A block of mass 5 kg is initially at rest on a rough horizontal surface. A force of 45 N acts on it in a horizontal direction and pushes it over a distance of 2 m. The force of friction acting on the block is 25 N. The final kinetic energy of the block is
A. 40 J
B. 90 J
C. 50 J
D. 140 J

Answer 1

Hint: Frictional force opposes the applied force and creates a hindrance in motion. If we are applying some force to push the block forward then the contribution from friction has to be subtracted as it will create retardation.
Formula used:
Force of friction when subtracted from the applied force will give the net force forward that acts on the body.
$F_{applied} - F_{friction} = F_{net}$.
As kinetic energy is the work done so:
K.E. = Work = Force $\times$ displacement.

Complete answer:
We are given the magnitude of applied force as 45 N and the magnitude of frictional force as 20 N.
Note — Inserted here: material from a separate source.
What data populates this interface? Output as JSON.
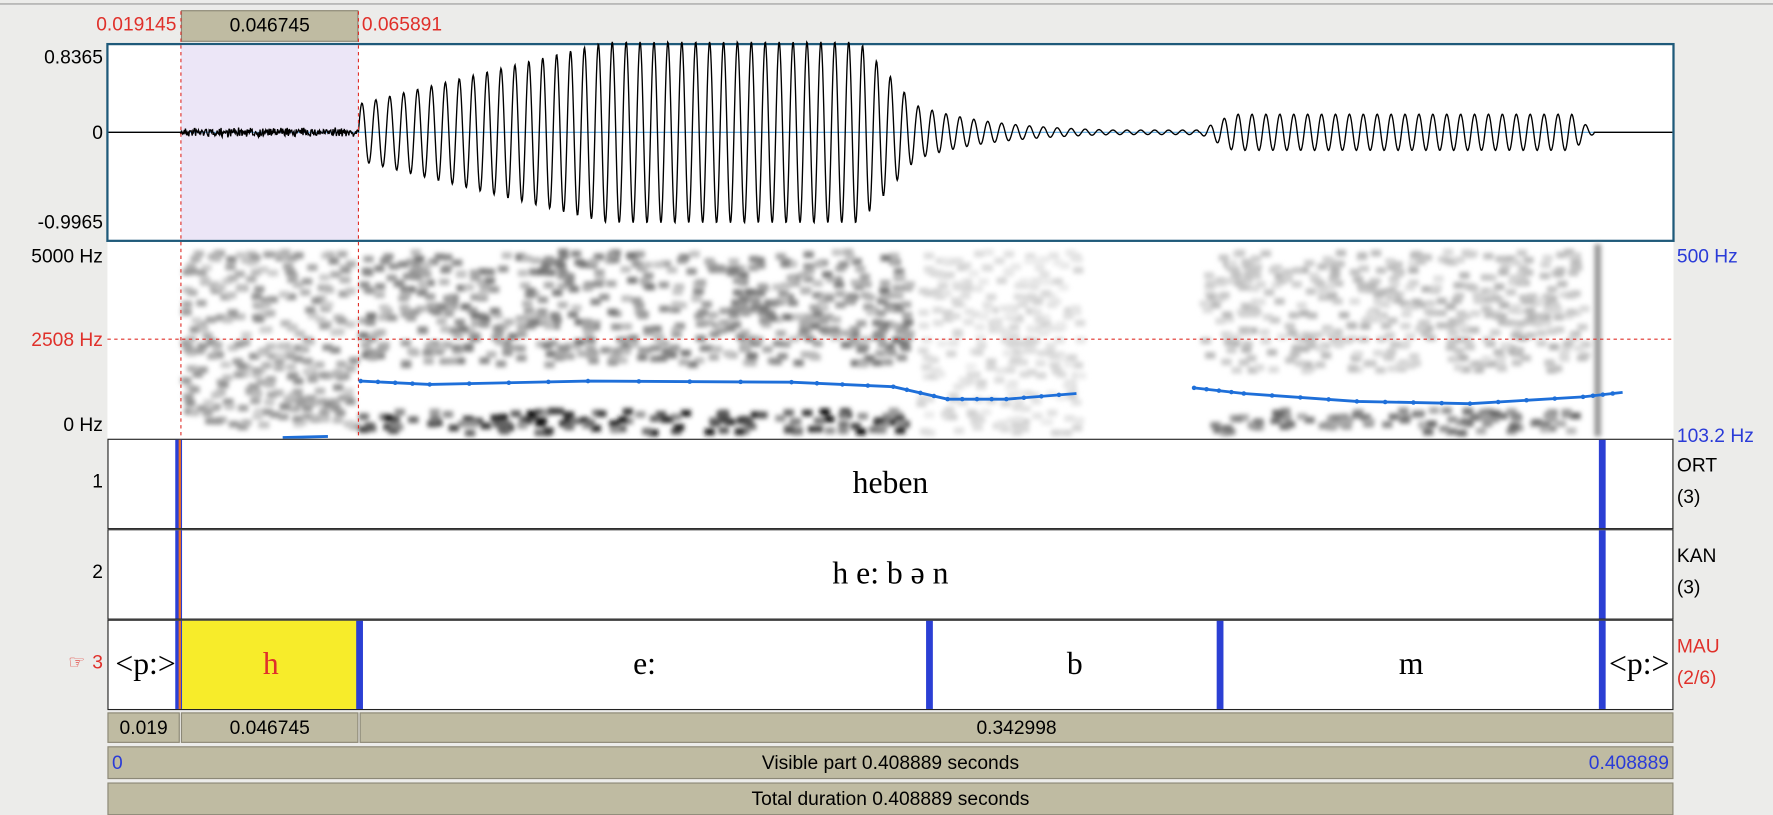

If we suppose that the applied force is acting along +x direction, then the frictional force is opposite in this motion and acting along -x direction. Therefore the net force in +x direction (or forward direction) that will be responsible for the motion of the block is:
$F_{net}$= (45-25) N = 20 N.
Under the influence of this net force, the block moves by a distance of 2 meters. Therefore the work done by this force on the block is given as:
Work = Force $\times$ displacement;
W = 20 N $\times$ 2 m.
W = 40 Nm = 40 J.
As this work done is nothing but the kinetic energy of the block.

So the correct answer is option (A).

Note:
Another way of doing this is by using the kinetic energy formula, (1/2)mv$^2$. As we found out the net force and we are already given the mass of the block, we would have found the acceleration by dividing the net force by the given mass. Then, using a third law of motion we could have found out the velocity (with u = 0). And substituting velocity in the K.E. formula would have provided us the same answer.